Bu iki iddiâ, içerisinde bir takım doğrular barındırmakla berâber, genel olarak
yanlıştır. Türklerin Müslümânlaşma sürecini, yedi basamakta incelemek gerekir.
1.
Rakîb ve düşmân
boylara karşı üstünlük elde etmek isteyen ba’zı Türk boylarının, stratejik
olarak Müslümân olmaları.
Müslümânlığı seçen ilk Türk boyları, bunu stratejik olarak
yapmıştır. Böylece başta Abbâsî hilâfeti olmak üzere birçok Müslümân devletin
desteğini almak istemişlerdir. Bu amaçla 922 yılında İtil Bulgar Hanlığı, Almuş
Han döneminde İslâmiyet’i “resmî devlet dîni” olarak kabûl etti. Böylece
İslâm’ı ilk kabûl eden Türk yönetimi oldu. Burada dikkât çeken nokta şudur.
İtil Bulgarları, 9. yüzyılda Müslümânlaşmaya başladılar. Bu arada Bulgar
hanlarından da İslâm’ı benimseyenler oldu. Câmiler, mektebler inşaâ edildi.
Ancak resmî devlet dîni olarak kabûl edilmesi 922 yılını buldu. Bilindiği üzere
İtil Bulgarları’nı Karahanlılar tâkib etti.
İtil Bulgar ve Karahanlıların dışında herhangi bir devlet
yönetimine sâhib olmayan birçok Türk boyu da, bu dönemde, rakîb ve düşmân
olduğu boylara karşı destek bulabilmek için Müslümân olmuştur. Bununla berâber
destek bulmak için Müslümân olan bu Türk boylarının, çok kısa süre sonra samimî
Müslümânlar hâline geldiği görülmektedir.
2.
Arabların
yönetimine giren bölgelerde yaşayan ba’zı Türk boylarının, Müslümân
olmayanlardan alınan harac ve cizye gibi vergilerden dolayı Müslümân olmaları.
Türklerle Arabların karşılaşması, ilk olarak ikinci hâlife Hz. Ömer
döneminde olmuştu. Bu dönemdeki kısa süreli çarpışmalar, Emevî hilâfeti
döneminde uzun süreli savaşlara, işgâllere ve katlîamlara dönüşmüştü. Arabların
Mâverâünnehr bölgesini ele geçirmelerinden sonraki dönemde işgâl ve
katlîamlarla berâber Türkleri zorlayan bir diğer husus, vergi meselesi idi.

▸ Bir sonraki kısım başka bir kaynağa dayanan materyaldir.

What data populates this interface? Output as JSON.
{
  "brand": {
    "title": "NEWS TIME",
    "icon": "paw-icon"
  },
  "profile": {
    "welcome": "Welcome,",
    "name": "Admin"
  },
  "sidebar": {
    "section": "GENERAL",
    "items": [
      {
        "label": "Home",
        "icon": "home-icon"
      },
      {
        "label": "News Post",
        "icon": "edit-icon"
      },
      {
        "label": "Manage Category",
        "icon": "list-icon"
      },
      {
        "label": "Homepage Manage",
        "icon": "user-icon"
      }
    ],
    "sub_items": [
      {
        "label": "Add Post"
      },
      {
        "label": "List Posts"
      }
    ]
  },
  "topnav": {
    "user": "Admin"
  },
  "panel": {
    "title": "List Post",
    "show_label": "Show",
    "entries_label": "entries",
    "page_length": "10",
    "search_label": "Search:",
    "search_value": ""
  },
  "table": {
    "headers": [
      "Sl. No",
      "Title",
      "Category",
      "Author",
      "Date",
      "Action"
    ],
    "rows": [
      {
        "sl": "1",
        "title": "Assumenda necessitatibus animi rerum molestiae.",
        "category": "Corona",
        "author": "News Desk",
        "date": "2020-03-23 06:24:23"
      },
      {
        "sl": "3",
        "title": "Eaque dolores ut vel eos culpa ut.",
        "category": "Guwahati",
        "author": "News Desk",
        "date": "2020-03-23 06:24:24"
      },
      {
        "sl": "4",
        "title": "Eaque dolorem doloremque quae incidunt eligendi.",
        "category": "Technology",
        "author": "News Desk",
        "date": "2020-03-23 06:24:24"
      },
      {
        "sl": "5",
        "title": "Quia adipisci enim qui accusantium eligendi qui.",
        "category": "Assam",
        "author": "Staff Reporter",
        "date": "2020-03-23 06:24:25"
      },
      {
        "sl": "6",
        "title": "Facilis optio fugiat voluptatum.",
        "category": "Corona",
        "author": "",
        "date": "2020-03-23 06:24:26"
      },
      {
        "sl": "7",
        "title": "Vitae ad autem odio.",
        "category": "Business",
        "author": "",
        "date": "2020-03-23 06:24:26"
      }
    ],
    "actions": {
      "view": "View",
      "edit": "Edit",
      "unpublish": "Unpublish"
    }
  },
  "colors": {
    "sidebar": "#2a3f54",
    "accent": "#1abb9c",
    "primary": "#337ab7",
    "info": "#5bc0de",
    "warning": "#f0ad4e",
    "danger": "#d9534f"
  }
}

Zîrâ Müslümân olmayanlardan alınan harâc ve cizye, Müslümânlardan alınan öşür
ve zekâta göre oldukça yüksekti. Harâc[2],
harâc-ı mukâseme ve harâc-ı muvazzaf olarak ikiye ayrılırdı. Harâc-ı mukâseme
ile Müslümân olmayanların ektikleri ürünlerden, her hasattan sonra 1/2, 1/3,
1/4, 1/5, 1/10 gibi çeşitli oranlarda alınırdı. Bu oran, arâzinin verimi ve
çiftçinin mâl varlığına göre belirlenirdi. Cizye ise Müslümân olmayanların
ödedikleri ve İslâm devleti’nin koruması altında yaşamaları için her yıl
ödedikleri bir vergi idi. Bu vergi, bizzât Kur’an-ı Kerîm’de belirtilmiştir[3]. Bununla
berâber İslâm âlimlerinin bir kısmı, âyette “kitâp verilenler” ifâdesinden
dolayı, sâdece Hristiyan, Yahûdî ve Mecûsîlerden alınabileceğini söylerken
(İmâm Şafiî, İmâm Ebû Hânife gibi), bir kısmı ise “Allah’a ve âhiret gününe
inanmayan” ifâdesinden dolayı da bütün gayrî Müslimler için olduğunu söyler
(İmâm Mâlik, İbn’ül Cehm gibi). Bununla berâber uygulamada görünen, genel
olarak Müslümân olmayanların tümünden alındığı şeklindedir. Ancak burada şöyle
bir fark bulunur. Hristiyan ve Yahûdîler, ibâdetleri yapabilirken, diğerlerinin
bu imkânı yoktur. Ayrıca cizye mikdârı, yöneticiler tarafından gayrî Müslimleri
fazla zorlamayacak şekilde belirlenebilen, değişken bir mikdârdır. Bu arada
harâcda olduğu gibi kişinin zenginliği ve bölgenin verimliliği, cizye mikdârını
değiştirmektedir. Buna karşılık Müslümânlardan alınan vergi, öşürdür ve yıllık
hasadın 1/10’u vergi olarak alınır. Bu konuda İmâm-ı Âzâm Ebû Hânife’nin
görüşü, vergisi alınacak ürünün, doğal ortamında bir yıl boyunca bozulmadan
saklanabilmesi gerektiğidir. Müslümânlardan alınan bir diğer vergi ise
zekâttır. Mâlûm olduğu üzere zekât, İslâm’ın en önemli ibâdetleri arasında yer
alır ve belli bir gelirin üzerinde olanların, yıllık gelirlerinin 1/40’ını
vermeleri gerekir.
Görüldüğü gibi Müslümân olmayanların ödedikleri vergiler, çok daha
ağırdır. Devletin aslî sâhibi olmadıkları için cân, mal ve dînlerini korumak
için daha ağır bir verginin altında yer alırlar. İşte bu sebeble, özellikle
Mâveânünnehr bölgesi ile daha aşağı kesimlerde yaşayan ve çiftçilik ile uğraşan
birçok Türk boyu, İslâm’a geçmiştir.
3.
Emevîler
döneminde zulümden korkan ba’zı Türk boylarının Müslümân olmaları.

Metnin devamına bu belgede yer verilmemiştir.